Michel Christian le traite en détail en se concentrant sur deux pays « relativement similaires », la RDA et la Tchécoslovaquie, et en les comparant : « précocement industrialisés, ayant fait l’expérience de la démocratie parlementaire et dotés d’une tradition social-démocrate enracinée mais aussi d’un parti communiste de masse dès l’entre-deux-guerres ». L’ouvrage de quatre cents pages, sérieux mais qui se lit bien, comporte une introduction, quatorze chapitres plutôt chronologiques et une conclusion. Les sources utilisées sont bien précisées : il s’agit essentiellement des archives de ces partis, complétées par des recoupements avec quelques autres documents.
Les effectifs, la composition sociale, l’organisation, les actions, la formation des adhérents, tout cela est passé en revue, dans son évolution contrastée entre la guerre et la chute. On y découvre une activité variée et « militante », on y comprend mieux ce qu’est alors « l’engagement ».
L’auteur n’esquive pas le poids des routines, les pesanteurs dues aux hiérarchies. Bien entendu, il replace son étude par rapport à l’existence des blocs, à la guerre froide, à la dépendance vis-à-vis de l’URSS, aux moments clés importants (rapport Khrouchtchev, printemps de Prague et intervention du pacte de Varsovie, etc.). Mais le lecteur s’étonnera peut-être de constater que, pour une large part, l’activité des communistes de RDA et de Tchécoslovaquie était semblable à celle des communistes de n’importe quel pays où le PC ne détient pas le pouvoir. Par exemple, pour tous ces partis, depuis 1924 et le IIIe Congrès de l’Internationale, l’espace politique par excellence est le lieu de travail (réalité malheureusement assez négligée aujourd’hui) : on lira à cet égard avec intérêt les pages 114 à 119, notamment sur les rôles respectifs de l’entreprise, du parti et du syndicat.

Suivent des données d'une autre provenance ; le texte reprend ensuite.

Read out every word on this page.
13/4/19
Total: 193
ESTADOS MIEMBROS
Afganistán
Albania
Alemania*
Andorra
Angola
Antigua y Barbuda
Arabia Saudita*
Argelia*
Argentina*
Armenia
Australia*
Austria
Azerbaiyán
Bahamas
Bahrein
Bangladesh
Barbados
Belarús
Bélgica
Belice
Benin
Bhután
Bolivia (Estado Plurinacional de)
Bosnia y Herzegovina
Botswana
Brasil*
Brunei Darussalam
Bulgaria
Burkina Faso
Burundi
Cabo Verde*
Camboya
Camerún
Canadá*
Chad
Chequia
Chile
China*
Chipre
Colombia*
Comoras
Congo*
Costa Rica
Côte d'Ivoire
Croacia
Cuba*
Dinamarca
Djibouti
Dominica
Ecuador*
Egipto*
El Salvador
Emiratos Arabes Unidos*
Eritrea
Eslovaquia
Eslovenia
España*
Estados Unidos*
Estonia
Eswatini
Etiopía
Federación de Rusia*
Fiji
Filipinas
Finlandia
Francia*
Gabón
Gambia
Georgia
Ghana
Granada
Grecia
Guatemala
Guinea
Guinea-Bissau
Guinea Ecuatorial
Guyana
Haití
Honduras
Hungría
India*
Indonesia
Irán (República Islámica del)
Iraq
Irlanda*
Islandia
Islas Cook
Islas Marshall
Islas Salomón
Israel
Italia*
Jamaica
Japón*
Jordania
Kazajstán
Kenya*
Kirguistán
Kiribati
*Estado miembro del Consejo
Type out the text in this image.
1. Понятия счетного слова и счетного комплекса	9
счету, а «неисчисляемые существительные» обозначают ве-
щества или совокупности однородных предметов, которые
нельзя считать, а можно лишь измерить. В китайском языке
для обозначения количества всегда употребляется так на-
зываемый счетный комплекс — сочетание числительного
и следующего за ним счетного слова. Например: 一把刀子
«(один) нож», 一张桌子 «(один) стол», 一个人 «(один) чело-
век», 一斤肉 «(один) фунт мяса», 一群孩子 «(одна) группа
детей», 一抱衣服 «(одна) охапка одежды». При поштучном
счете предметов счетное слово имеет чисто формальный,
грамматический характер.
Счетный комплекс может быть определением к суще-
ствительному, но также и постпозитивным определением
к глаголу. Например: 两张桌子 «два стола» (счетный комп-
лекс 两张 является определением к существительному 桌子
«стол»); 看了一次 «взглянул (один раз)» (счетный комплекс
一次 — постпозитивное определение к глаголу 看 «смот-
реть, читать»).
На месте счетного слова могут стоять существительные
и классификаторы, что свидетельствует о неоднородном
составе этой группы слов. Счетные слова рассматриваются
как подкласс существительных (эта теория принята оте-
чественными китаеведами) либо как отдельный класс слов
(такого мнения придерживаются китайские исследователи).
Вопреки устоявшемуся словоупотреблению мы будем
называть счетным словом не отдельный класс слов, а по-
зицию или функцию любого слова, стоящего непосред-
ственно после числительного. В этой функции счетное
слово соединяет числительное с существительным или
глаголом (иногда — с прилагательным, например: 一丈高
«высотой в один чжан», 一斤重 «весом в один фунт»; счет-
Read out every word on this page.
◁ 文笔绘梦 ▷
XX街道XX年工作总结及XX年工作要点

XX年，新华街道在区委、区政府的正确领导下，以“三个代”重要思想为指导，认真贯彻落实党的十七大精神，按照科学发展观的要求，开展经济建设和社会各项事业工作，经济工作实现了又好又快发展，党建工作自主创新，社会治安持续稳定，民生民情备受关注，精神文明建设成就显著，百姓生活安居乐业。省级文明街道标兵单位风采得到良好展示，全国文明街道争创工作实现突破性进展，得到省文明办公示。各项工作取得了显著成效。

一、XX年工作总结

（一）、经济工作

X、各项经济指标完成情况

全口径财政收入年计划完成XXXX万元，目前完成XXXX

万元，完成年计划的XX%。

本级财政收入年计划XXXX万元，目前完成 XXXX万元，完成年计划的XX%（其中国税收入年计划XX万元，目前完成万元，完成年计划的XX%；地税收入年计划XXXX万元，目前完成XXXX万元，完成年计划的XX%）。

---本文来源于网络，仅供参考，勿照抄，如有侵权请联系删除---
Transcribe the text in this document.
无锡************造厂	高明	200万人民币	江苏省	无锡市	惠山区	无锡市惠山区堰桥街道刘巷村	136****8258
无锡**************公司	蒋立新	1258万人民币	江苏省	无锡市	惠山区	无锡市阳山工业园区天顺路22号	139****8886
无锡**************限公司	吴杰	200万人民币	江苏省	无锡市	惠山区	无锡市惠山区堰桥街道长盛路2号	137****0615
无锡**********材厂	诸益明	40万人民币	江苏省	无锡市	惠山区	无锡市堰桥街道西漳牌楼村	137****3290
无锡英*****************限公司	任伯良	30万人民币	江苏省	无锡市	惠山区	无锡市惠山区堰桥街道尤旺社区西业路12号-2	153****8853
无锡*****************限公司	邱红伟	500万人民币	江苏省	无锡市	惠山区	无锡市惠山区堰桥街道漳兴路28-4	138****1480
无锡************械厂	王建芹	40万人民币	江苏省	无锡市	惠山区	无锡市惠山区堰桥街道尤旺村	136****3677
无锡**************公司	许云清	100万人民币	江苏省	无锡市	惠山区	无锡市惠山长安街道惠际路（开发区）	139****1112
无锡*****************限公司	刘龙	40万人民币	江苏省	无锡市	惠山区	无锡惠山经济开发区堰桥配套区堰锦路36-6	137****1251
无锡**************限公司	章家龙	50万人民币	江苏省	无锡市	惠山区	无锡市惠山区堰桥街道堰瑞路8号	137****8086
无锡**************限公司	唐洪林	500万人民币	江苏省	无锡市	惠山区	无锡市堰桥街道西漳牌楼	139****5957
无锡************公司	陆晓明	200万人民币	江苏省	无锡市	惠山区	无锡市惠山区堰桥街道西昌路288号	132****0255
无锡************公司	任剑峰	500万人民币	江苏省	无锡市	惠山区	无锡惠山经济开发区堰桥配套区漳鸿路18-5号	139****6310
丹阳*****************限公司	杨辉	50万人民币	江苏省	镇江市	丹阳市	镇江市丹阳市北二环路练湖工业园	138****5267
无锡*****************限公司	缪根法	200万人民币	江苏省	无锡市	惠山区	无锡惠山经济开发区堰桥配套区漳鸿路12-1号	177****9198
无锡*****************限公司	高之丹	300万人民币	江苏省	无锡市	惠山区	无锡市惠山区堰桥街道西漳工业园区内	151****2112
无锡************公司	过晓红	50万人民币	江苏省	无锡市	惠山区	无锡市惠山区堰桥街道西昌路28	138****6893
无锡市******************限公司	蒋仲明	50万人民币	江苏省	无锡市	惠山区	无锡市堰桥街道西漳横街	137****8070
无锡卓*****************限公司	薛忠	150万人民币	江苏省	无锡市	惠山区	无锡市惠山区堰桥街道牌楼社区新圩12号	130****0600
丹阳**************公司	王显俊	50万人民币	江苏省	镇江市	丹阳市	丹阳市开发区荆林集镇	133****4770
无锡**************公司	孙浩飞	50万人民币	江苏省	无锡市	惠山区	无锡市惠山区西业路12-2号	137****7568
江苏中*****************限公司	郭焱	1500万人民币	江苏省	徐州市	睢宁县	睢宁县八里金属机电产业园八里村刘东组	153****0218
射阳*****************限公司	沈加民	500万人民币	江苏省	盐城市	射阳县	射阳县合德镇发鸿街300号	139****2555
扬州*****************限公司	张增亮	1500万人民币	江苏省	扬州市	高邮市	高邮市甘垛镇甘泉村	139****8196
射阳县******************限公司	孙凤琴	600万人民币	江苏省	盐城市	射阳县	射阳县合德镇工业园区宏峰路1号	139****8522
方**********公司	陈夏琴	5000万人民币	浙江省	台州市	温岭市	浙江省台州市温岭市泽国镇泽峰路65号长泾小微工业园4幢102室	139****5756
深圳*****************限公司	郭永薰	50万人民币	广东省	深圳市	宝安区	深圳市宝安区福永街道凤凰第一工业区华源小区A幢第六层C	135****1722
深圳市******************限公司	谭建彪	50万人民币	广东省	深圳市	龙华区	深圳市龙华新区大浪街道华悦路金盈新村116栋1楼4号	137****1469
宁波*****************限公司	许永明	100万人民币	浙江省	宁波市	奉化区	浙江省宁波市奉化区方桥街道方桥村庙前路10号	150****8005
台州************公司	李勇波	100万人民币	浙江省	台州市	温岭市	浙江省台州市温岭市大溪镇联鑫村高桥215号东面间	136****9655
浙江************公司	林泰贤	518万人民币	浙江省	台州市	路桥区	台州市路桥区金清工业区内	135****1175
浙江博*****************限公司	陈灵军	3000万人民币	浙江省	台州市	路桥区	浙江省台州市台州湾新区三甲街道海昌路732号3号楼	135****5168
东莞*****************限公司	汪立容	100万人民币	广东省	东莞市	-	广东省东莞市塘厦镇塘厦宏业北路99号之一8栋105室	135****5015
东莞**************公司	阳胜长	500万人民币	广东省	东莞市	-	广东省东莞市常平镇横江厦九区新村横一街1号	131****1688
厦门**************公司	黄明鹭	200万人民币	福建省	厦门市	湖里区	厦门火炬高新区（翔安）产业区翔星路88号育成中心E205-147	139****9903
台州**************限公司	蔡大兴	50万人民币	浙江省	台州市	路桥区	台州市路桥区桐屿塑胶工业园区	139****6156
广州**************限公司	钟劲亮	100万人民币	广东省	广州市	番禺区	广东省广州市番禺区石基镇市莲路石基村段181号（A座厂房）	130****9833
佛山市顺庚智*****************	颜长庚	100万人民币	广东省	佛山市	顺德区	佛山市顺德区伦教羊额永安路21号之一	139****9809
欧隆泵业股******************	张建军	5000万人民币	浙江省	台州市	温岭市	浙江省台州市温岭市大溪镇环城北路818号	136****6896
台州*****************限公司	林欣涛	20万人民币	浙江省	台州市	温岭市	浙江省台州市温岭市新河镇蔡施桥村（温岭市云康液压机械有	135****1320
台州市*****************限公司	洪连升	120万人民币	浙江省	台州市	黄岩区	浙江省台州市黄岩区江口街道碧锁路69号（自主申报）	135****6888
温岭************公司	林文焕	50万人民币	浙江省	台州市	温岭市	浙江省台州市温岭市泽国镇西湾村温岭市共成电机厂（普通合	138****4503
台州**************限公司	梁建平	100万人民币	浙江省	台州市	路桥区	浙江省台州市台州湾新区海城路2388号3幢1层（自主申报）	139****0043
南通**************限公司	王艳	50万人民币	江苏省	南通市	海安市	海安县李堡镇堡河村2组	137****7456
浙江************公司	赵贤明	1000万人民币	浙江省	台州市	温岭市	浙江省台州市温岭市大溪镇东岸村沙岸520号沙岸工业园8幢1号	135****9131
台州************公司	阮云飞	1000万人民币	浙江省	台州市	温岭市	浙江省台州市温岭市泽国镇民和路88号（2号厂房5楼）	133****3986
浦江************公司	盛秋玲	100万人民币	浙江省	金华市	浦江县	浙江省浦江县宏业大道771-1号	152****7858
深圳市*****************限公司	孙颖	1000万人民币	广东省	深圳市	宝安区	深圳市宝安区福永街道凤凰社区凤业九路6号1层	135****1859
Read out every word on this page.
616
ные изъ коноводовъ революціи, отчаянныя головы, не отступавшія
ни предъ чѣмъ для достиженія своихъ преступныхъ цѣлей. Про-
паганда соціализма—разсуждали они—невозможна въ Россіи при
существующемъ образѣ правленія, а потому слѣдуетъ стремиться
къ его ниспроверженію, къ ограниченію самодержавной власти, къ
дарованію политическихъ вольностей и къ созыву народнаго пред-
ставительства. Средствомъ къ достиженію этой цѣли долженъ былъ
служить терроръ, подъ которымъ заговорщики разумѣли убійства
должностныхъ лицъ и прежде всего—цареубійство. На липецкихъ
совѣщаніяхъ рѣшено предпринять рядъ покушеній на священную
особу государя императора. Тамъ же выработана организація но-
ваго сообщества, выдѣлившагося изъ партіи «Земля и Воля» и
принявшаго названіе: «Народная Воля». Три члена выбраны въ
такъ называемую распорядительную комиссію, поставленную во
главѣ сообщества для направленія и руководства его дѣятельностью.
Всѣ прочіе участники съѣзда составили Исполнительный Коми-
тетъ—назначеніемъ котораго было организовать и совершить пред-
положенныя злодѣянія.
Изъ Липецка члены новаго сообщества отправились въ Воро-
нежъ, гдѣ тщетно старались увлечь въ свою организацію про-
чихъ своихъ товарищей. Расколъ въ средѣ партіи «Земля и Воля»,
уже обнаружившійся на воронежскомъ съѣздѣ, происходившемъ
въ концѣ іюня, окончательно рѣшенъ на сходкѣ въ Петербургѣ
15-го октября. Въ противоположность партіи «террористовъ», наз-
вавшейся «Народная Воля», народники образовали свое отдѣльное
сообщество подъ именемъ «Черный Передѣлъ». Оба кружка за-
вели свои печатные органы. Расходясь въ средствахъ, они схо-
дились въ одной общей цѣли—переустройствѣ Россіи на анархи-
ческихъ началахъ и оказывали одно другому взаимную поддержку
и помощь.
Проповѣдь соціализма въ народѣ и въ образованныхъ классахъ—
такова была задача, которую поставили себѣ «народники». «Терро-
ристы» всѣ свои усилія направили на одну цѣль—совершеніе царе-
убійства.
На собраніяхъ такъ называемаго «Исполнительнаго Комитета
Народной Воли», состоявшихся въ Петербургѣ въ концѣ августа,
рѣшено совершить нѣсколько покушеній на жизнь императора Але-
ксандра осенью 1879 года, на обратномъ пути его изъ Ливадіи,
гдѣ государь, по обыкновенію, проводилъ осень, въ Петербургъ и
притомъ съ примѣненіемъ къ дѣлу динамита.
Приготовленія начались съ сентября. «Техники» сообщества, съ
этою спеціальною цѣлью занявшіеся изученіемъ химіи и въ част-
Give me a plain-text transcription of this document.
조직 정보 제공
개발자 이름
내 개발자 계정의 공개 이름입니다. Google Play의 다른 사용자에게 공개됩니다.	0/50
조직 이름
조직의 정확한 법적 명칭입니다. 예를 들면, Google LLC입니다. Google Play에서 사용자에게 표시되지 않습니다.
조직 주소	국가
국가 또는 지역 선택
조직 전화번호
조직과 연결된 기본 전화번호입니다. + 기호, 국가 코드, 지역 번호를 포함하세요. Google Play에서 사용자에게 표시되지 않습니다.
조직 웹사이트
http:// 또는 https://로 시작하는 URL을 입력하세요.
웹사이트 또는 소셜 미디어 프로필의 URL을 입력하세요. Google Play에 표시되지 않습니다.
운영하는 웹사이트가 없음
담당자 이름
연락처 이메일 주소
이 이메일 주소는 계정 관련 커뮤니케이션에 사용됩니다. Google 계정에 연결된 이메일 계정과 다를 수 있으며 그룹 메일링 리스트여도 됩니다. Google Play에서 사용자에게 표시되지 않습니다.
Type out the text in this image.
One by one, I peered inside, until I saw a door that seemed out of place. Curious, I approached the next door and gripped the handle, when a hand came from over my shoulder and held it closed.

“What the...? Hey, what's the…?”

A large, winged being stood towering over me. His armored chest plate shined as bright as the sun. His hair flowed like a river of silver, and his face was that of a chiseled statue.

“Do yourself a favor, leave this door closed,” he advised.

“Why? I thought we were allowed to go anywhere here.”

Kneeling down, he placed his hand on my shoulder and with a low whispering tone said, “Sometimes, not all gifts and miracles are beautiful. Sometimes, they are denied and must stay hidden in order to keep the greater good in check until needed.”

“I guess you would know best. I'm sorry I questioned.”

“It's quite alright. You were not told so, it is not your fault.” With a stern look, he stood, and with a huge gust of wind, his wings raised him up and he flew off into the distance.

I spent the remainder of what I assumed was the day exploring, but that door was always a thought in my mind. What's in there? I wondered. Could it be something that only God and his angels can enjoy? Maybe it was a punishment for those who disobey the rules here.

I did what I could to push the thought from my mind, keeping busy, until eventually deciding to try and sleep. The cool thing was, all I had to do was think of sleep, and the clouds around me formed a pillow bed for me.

Ces deux pays ont des ressemblances, mais aussi des différences. En Tchécoslovaquie, il s’agit d’un État pleinement rétabli dans sa souveraineté ; en revanche, « dans la zone d’occupation soviétique, il n’y a pas d’État jusqu’à la fondation de la RDA en 1949 ». « Jusqu’aux années 1960, le PCT combine [...] une forte implantation avec un appareil peu développé et le SED, une implantation faible avec un appareil très puissant » ; « le SED continue, même dans les années 1980, à se distinguer du PCT en recrutant des membres plus jeunes, en leur imposant des exigences plus élevées ». Ce livre intéressant et original est à lire par les militants qui cherchent à sortir des sentiers battus.